Mary held the towel at her stomach with one hand in a pose that reminded him of Botticelli’s Venus on her seashell. In that moment of perfection, he half expected her to start speaking Italian.
“Your shorts don’t fit me.”
“I’m sorry. Please, I made tea.”
He went into the kitchen and she followed. They both took a cup and leaned against the countertop, holding their cups with both hands to kill the chill, listening to the storm outside.
“Now don’t argue. You can stay in the main house.”
“Aren’t you breaking the rules?” Mary tilted her head and smiled, narrowing her eyes on him. She took a sip from her tea, and crossed her legs, the towel opening on the side to expose a few more inches of glossy, smooth leg.
“Well, come on.” He had to look away. “There are extenuating circumstances.”
“Is that real?” Mary pointed to the ancient, black rotary phone on a shelf next to the fridge.
“Yeah, I might as well put in one of those Morris code machines—”
Mary laughed and went over to it, putting an index finger into a number and turned the dial.

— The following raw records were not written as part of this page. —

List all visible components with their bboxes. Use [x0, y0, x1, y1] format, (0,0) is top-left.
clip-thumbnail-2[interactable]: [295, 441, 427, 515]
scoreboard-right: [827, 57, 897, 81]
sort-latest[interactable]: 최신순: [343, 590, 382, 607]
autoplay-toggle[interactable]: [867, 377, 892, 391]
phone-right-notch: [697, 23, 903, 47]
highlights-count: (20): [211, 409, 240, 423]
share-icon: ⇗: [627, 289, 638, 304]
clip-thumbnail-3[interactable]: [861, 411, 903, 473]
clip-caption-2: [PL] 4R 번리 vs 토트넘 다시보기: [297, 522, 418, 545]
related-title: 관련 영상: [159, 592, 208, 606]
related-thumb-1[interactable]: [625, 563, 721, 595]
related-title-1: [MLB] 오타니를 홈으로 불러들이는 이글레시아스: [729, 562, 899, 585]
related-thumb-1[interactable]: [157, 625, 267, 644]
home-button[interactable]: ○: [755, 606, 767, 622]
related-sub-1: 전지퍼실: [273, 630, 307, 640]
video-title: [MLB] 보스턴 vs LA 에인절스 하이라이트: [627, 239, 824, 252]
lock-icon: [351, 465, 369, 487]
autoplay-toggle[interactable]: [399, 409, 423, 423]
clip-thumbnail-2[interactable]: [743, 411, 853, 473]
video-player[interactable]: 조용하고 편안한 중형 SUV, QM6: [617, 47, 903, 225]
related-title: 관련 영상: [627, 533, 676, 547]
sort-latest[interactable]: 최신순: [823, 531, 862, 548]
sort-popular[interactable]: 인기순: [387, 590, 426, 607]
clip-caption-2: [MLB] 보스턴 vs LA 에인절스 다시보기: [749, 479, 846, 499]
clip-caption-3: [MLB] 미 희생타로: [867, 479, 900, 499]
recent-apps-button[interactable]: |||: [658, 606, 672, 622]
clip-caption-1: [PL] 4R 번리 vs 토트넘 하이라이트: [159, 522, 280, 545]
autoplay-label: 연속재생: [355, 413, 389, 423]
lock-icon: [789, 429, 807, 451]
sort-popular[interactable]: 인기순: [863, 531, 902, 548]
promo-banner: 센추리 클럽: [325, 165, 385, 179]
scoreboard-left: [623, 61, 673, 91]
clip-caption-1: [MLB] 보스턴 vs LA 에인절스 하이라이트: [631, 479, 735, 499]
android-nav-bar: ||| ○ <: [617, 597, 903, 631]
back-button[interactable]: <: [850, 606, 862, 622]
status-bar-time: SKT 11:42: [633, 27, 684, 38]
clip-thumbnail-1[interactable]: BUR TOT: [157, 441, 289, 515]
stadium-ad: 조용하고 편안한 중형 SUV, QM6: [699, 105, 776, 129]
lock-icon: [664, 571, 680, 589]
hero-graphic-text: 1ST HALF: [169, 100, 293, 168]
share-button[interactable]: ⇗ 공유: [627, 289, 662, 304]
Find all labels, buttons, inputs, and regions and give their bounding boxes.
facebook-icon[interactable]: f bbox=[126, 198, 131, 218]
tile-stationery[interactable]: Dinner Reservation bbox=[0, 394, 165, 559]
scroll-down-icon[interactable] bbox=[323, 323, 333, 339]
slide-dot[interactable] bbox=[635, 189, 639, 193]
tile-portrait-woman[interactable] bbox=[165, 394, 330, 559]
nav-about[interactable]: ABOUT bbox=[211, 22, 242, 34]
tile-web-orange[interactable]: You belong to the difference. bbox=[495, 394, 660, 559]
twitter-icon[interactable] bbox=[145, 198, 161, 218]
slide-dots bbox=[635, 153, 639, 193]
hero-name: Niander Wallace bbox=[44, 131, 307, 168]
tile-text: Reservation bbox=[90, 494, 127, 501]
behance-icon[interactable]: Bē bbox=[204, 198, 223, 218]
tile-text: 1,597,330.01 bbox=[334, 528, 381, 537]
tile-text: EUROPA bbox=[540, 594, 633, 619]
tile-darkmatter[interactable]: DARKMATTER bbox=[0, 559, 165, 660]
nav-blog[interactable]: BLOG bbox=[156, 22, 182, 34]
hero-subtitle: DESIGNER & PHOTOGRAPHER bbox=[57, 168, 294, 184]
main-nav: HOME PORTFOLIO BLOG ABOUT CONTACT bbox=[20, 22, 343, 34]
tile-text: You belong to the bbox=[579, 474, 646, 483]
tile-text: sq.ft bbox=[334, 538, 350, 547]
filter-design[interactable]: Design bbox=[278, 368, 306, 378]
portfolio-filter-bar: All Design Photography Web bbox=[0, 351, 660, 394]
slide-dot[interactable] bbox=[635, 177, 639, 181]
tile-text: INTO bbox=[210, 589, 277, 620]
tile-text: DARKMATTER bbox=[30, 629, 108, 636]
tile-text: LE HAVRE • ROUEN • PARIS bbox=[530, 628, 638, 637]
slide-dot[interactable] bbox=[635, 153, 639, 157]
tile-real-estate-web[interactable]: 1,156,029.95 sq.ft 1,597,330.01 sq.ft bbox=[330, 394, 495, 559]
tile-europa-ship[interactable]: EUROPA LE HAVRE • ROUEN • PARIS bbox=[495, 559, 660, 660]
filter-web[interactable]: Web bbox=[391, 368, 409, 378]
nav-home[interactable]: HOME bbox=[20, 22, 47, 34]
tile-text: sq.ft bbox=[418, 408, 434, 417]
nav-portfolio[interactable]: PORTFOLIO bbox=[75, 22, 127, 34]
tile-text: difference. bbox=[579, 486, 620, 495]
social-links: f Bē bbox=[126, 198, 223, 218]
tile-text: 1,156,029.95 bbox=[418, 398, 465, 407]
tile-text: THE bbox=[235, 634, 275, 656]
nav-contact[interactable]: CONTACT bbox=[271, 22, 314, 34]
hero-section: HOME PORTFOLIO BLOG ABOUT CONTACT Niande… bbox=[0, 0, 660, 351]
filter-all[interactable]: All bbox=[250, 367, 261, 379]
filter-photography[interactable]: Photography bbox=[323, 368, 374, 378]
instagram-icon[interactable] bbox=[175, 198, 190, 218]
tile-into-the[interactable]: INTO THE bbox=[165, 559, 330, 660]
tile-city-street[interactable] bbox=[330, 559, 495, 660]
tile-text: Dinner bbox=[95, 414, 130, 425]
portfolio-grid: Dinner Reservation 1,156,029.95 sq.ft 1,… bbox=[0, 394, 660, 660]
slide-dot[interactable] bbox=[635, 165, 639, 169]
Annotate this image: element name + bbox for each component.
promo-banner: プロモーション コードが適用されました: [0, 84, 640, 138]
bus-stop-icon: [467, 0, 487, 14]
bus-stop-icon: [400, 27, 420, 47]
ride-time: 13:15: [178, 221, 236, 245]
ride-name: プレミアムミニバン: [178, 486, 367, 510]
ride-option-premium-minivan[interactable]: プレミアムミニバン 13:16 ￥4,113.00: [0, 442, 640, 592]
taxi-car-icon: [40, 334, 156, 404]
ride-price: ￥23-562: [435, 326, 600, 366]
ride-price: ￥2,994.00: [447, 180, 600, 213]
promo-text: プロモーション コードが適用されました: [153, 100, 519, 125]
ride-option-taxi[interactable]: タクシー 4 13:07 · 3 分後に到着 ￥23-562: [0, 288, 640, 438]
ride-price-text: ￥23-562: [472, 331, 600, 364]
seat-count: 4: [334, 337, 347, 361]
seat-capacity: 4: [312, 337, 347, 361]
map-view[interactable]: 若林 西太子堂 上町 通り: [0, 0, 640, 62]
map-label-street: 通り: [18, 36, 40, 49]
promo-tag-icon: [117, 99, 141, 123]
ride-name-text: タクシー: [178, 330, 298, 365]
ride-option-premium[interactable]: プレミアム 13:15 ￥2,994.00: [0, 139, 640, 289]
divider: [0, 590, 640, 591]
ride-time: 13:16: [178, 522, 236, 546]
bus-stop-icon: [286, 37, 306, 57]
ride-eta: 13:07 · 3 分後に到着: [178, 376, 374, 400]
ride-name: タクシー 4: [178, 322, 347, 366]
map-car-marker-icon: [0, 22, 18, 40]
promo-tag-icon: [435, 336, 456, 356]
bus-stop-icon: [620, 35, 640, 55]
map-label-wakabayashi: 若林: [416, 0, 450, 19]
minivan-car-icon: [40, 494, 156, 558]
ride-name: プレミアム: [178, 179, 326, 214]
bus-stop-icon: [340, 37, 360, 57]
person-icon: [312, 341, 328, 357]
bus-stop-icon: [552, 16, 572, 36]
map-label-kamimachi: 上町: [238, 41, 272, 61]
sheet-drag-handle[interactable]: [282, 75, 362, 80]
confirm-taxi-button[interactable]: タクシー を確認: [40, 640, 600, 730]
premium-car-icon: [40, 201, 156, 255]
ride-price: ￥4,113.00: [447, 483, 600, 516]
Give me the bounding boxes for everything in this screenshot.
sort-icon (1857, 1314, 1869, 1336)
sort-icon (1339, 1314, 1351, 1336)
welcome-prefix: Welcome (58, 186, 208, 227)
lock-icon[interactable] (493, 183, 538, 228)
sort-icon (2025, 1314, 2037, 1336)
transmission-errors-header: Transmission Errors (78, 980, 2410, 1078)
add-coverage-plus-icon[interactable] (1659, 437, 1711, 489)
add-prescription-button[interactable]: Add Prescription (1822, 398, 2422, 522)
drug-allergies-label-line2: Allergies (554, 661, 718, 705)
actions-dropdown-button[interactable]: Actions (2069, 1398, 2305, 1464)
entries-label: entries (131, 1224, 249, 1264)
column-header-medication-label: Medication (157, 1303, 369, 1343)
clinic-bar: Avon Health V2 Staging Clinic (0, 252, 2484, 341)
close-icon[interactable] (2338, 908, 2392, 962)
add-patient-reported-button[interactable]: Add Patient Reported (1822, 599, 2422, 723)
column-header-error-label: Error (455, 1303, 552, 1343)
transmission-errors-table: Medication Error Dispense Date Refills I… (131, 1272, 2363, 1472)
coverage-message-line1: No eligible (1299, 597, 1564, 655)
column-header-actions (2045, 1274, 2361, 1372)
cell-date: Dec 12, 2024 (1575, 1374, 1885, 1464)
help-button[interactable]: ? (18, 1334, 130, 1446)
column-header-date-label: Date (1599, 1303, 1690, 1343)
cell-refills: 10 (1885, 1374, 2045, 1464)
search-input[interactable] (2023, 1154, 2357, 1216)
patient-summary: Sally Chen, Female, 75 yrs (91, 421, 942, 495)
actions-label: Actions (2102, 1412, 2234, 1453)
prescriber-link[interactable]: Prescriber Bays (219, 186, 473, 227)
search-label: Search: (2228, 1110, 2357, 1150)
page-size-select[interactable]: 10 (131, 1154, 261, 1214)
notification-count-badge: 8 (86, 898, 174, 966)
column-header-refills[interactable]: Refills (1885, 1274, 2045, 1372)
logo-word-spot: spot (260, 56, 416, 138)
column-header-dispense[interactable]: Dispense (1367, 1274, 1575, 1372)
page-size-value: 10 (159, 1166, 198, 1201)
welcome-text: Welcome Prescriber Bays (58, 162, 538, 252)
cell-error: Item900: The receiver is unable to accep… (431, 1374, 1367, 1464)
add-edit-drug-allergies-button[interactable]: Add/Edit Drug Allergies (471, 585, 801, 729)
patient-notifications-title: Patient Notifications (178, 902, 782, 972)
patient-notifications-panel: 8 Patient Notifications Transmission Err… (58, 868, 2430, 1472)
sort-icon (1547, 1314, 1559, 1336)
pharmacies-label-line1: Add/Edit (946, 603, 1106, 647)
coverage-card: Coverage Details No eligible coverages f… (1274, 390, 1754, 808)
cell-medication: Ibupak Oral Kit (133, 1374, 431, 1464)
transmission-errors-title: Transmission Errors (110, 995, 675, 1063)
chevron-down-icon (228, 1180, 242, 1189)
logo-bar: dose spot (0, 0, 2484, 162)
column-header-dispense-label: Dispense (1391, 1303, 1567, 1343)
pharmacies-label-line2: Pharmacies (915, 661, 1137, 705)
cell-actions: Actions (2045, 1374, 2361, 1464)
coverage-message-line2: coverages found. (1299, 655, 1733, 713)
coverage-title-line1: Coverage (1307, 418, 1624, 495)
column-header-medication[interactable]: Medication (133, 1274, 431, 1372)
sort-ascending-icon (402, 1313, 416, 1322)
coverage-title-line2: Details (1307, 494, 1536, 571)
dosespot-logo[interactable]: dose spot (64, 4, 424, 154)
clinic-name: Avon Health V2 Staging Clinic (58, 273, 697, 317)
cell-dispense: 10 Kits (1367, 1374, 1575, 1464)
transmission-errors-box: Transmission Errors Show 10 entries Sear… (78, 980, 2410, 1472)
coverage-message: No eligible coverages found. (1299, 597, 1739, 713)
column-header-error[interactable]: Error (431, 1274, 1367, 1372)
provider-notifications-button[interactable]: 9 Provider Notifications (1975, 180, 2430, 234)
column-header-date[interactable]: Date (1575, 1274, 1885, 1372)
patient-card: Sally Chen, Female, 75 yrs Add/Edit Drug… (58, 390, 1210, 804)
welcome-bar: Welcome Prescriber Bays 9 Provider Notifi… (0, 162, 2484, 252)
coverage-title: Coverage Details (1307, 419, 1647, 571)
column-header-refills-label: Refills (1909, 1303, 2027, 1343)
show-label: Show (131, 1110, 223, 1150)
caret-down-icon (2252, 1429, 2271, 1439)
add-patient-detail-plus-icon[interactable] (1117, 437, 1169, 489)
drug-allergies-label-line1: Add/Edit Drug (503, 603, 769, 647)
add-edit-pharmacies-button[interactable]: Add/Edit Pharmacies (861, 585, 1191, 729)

“It’s like something from the Adam’s Family. Takes, like, an hour to dial a number. God help me if I’m in a hurry to dial the police. Have to take a break after dialing half the number.”
Mary’s laughter came out easy and it made Edward smile.
“It belongs in a museum. Why doesn’t the owner buy a new phone?”
“Well, this is just the servant’s quarters.” Edward picked up the teapot and refilled his cup. “Anyways, I guess no one ever uses it. I know I don’t.”
“Not even to call family?” Mary looked up from her cup at him. “Will you ever call your parents? Tell them where you are?”
“I don’t know. Maybe. One day.”
“You shouldn’t stay mad at your parents.”
“Yeah, I know. I should send them a postcard. How about you? Why don’t you like staying home with your family?”
Mary shrugged. “My sisters and mother love to argue, which I don’t like. And they love to gossip and I really don’t care to hear who’s divorcing who or who’s got a new girlfriend. Guess I like being simple.”
Edward laughed through his nose. One of Mary’s eyebrows rose.
“Is that funny?”
“Well, to some, being called simple is an insult, but I guess it’s really not so bad.”
“Not to me. My father used to say he was a simple man.”
“Can I ask – if it’s not personal – how did he die? I mean, you don’t have to answer if you don’t want to.”
“It was a long time ago. Over ten years now. For a long time, I wouldn’t talk about it because I felt guilty. We had had a big argument. I wanted to go on a school trip to Saint Kitts, but my father didn’t want me to go. He wanted me to help him or study – I don’t remember which, but he wouldn’t give his permission, and I was so angry that I told him I wouldn’t help him fish anymore. A few days later, he said he was going north for fishing. It was nothing out of the ordinary. He prepared his boat and left in the morning before anyone had woken. We expected him to return after dark. When he didn’t come home that night we called the police. I didn’t sleep. I stayed in the living room on the couch, watching the door, listening for his footsteps.